- Most significant changes: On gasoline models, a new $305 Appearance Package dresses up the base S model with 18-inch wheels, fog lamps, a rear spoiler and body-color rocker moldings
- Price change: Base prices up $100 on all gas models; Hybrid and Energi both $900 less than last year
- On sale: Since April
- Which should you buy, 2015 or 2016? 2015 for gas models, 2016 for Hybrid or Energi
Ford has made few changes to the current Fusion since its introduction as a 2013 model (bigger changes are expected for the 2017 model year). Though it still looks fresh and offers all-wheel drive as an option, intense competition among midsize sedans mean that all brands are discounting these days, so you no longer have to pay top dollar for a Fusion, which comes well equipped in all price levels and lavishly so in Titanium trim.
All models have Ford’s Sync infotainment system, and Sync with MyFord Touch (larger dashboard screen with touch controls) is optional on the SE and standard on the Titanium. The good news is that Ford is discounting the $1,100 cost of MyFord Touch by $515 on the SE. The bad news: The Fusion isn’t due to get Ford’s new — and supposedly improved — Sync 3 system until the 2017 models, so for now the often problematic current MyFord Touch is all that’s available.
Related: Research the Ford Fusion
With the gas models, a 2.5-liter four-cylinder is standard on the S and front-drive SE. Turbocharged 1.5-liter and 2.0-liter four-cylinders are optional on the front-drive SE, and the 2.0 is standard on the all-wheel-drive SE and the Titanium. Prices start at reasonable levels in S and SE trim, but can quickly zoom past $30,000 with optional engines and other features.

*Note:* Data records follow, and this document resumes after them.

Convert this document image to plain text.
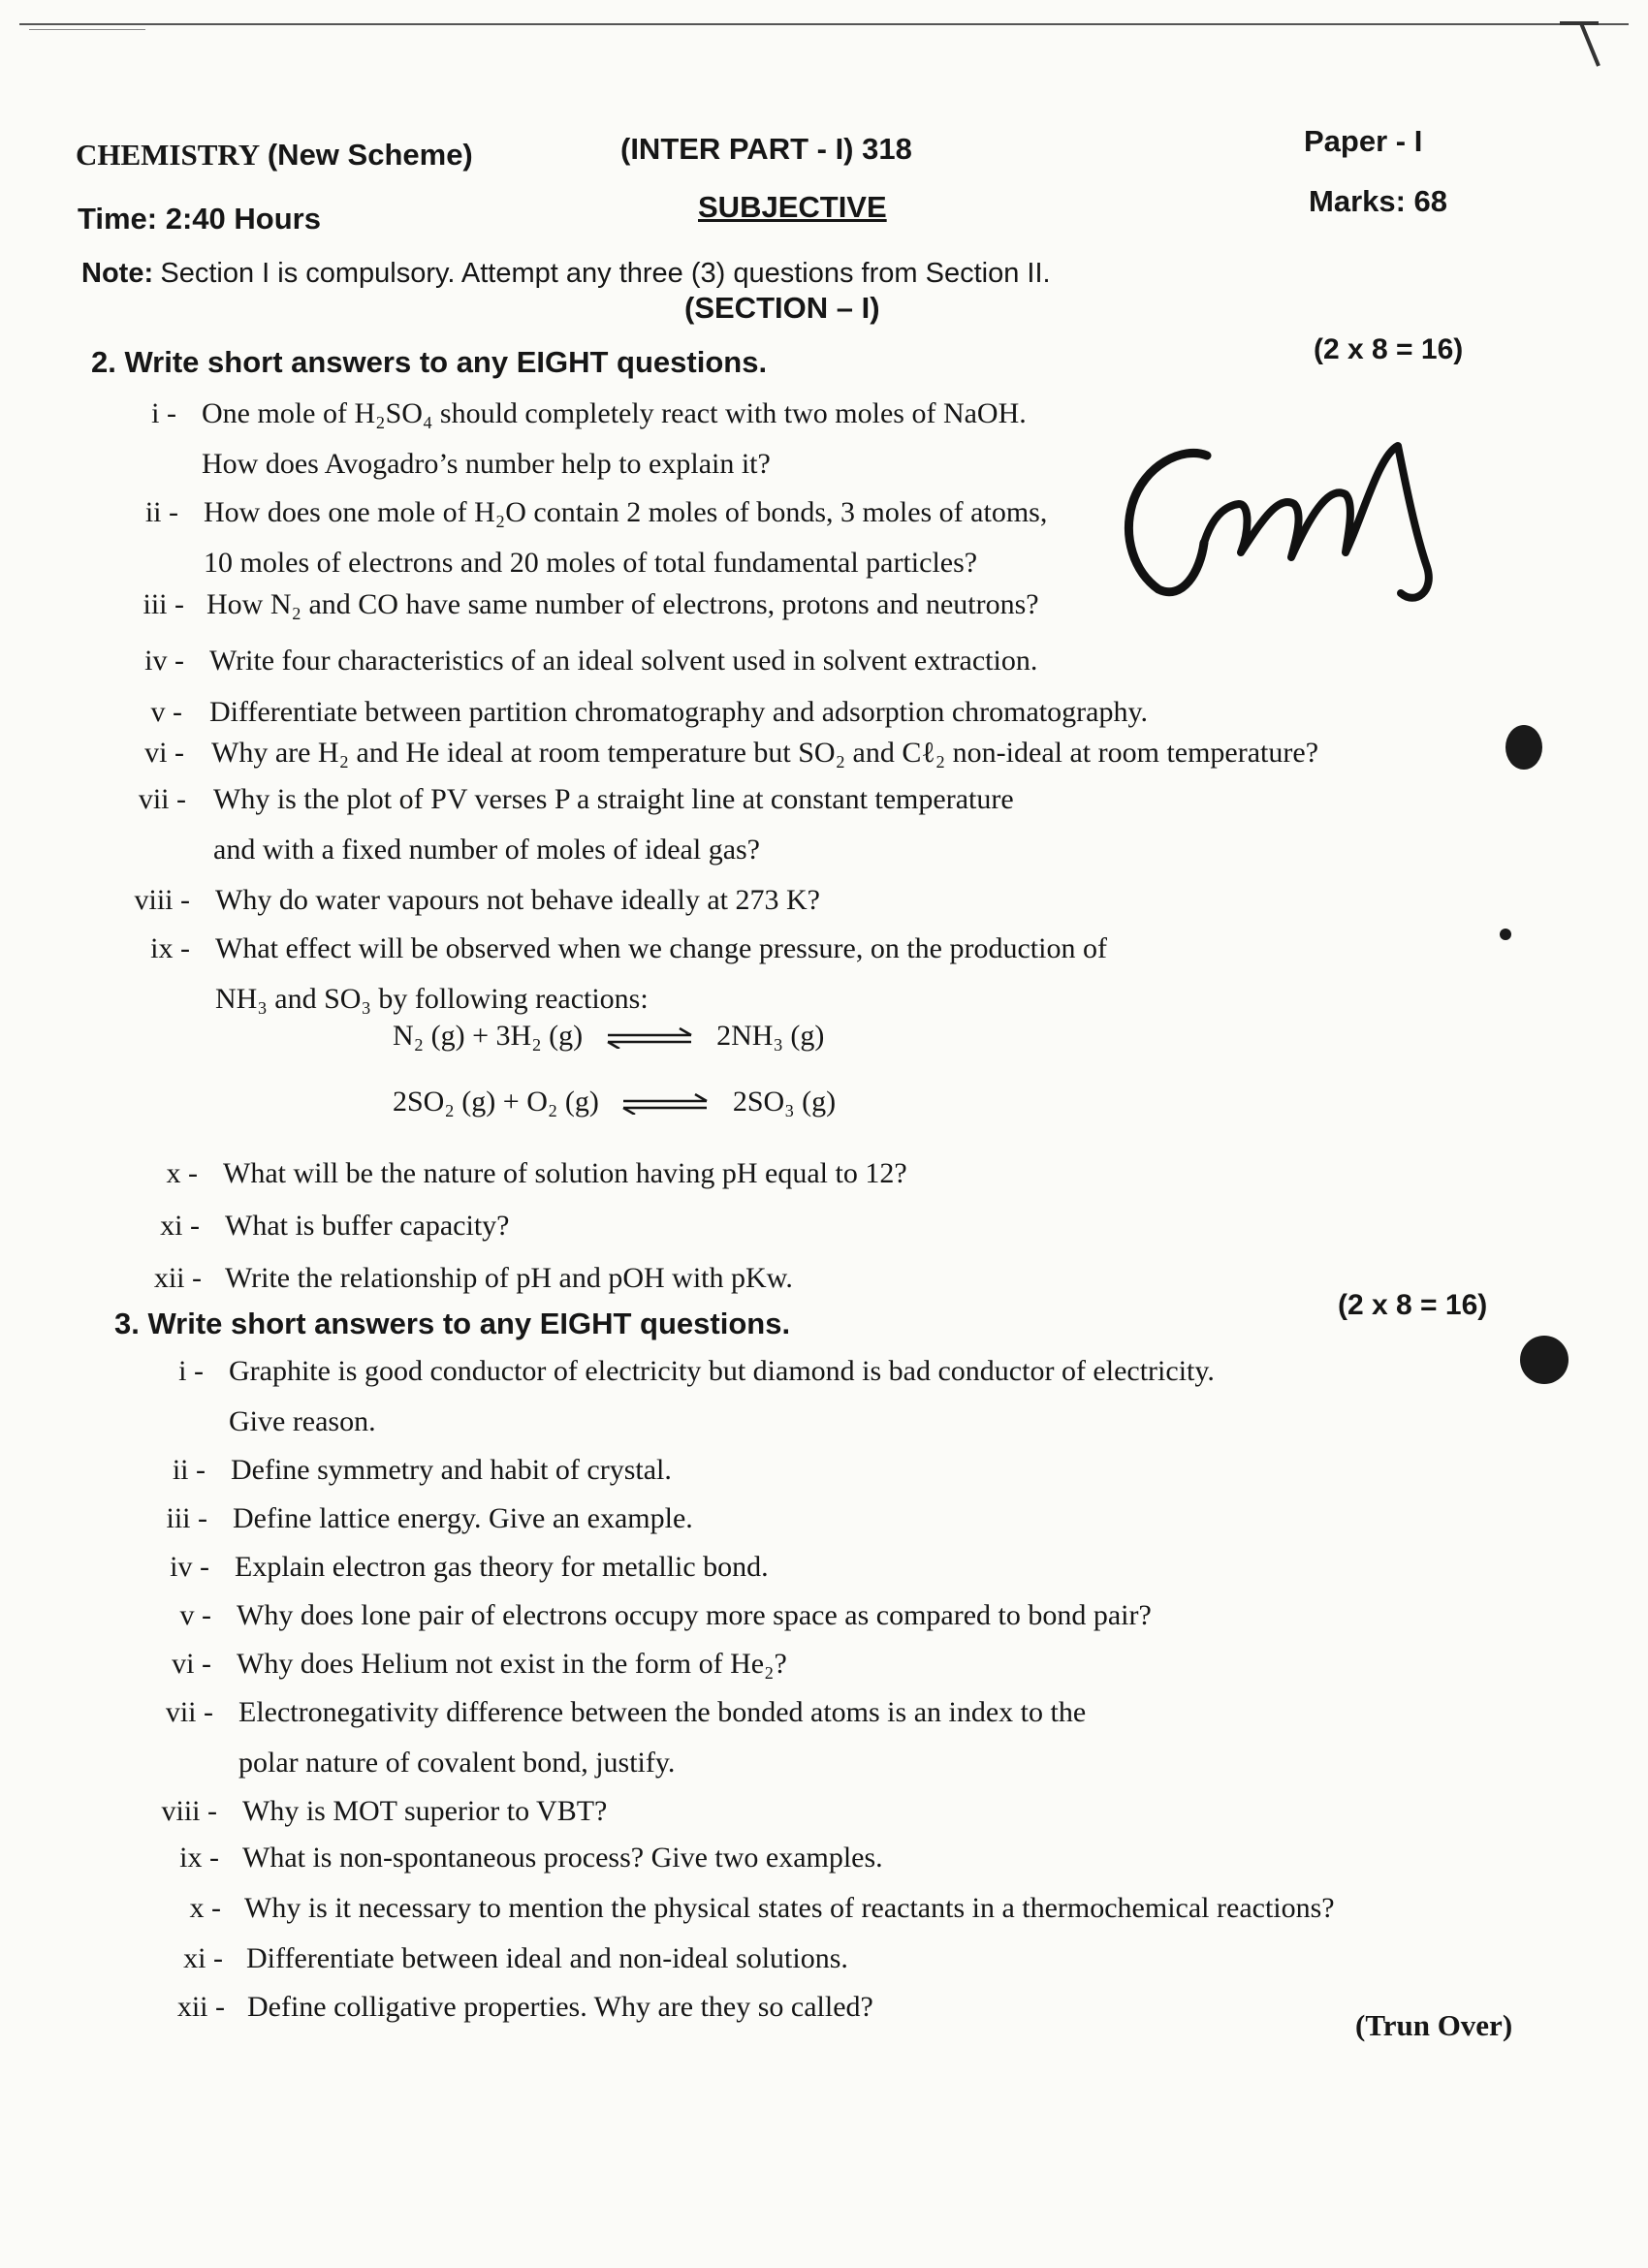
CHEMISTRY (New Scheme)	(INTER PART - I) 318	Paper - I
Time: 2:40 Hours	SUBJECTIVE	Marks: 68
Note: Section I is compulsory. Attempt any three (3) questions from Section II.
(SECTION – I)
2. Write short answers to any EIGHT questions.	(2 x 8 = 16)
i - One mole of H₂SO₄ should completely react with two moles of NaOH.
How does Avogadro’s number help to explain it?
ii - How does one mole of H₂O contain 2 moles of bonds, 3 moles of atoms,
10 moles of electrons and 20 moles of total fundamental particles?
iii - How N₂ and CO have same number of electrons, protons and neutrons?
iv - Write four characteristics of an ideal solvent used in solvent extraction.
v - Differentiate between partition chromatography and adsorption chromatography.
vi - Why are H₂ and He ideal at room temperature but SO₂ and Cℓ₂ non-ideal at room temperature?
vii - Why is the plot of PV verses P a straight line at constant temperature
and with a fixed number of moles of ideal gas?
viii - Why do water vapours not behave ideally at 273 K?
ix - What effect will be observed when we change pressure, on the production of
NH₃ and SO₃ by following reactions:
x - What will be the nature of solution having pH equal to 12?
xi - What is buffer capacity?
xii - Write the relationship of pH and pOH with pKw.
N₂ (g) + 3H₂ (g) ⇌ 2NH₃ (g)
2SO₂ (g) + O₂ (g) ⇌ 2SO₃ (g)
3. Write short answers to any EIGHT questions.
(2 x 8 = 16)
i - Graphite is good conductor of electricity but diamond is bad conductor of electricity.
Give reason.
ii - Define symmetry and habit of crystal.
iii - Define lattice energy. Give an example.
iv - Explain electron gas theory for metallic bond.
v - Why does lone pair of electrons occupy more space as compared to bond pair?
vi - Why does Helium not exist in the form of He₂?
vii - Electronegativity difference between the bonded atoms is an index to the
polar nature of covalent bond, justify.
viii - Why is MOT superior to VBT?
ix - What is non-spontaneous process? Give two examples.
x - Why is it necessary to mention the physical states of reactants in a thermochemical reactions?
xi - Differentiate between ideal and non-ideal solutions.
xii - Define colligative properties. Why are they so called?
(Trun Over)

Besides a $900 price cut, the slow-selling Hybrid and Energi also get a new EcoSelect button that maximizes efficiency by reducing acceleration and the power used by the heater and air conditioner.
The price cut reflects the realities of the marketplace. Sales of hybrids, plug-ins and electric vehicles have been falling while low gas prices encourage more consumers to buy SUVs instead of midsize sedans. In addition, competitors also are cutting prices. The 2016 Chevrolet Volt, for example, will start at $33,995 (all prices include destination), $1,175 less than the 2015 Volt. In comparison, the 2016 Fusion Energi plug-in starts at $34,725. The Energi is eligible for a federal tax credit of up to $4,007, and the Volt qualifies for up to $7,500.
Nearly three-fourths of the Fusion new-car national inventory on Cars.com was 2015 models when this was written, and the 2016s are rolling in. Ford dealers should be offering good discounts on their remaining 2015s. The only real advantage to paying more for a 2016 gas model is the higher resale value of the newer model year. With the Hybrid and Energi, the $900 price cut on the 2016s is like getting a bigger rebate.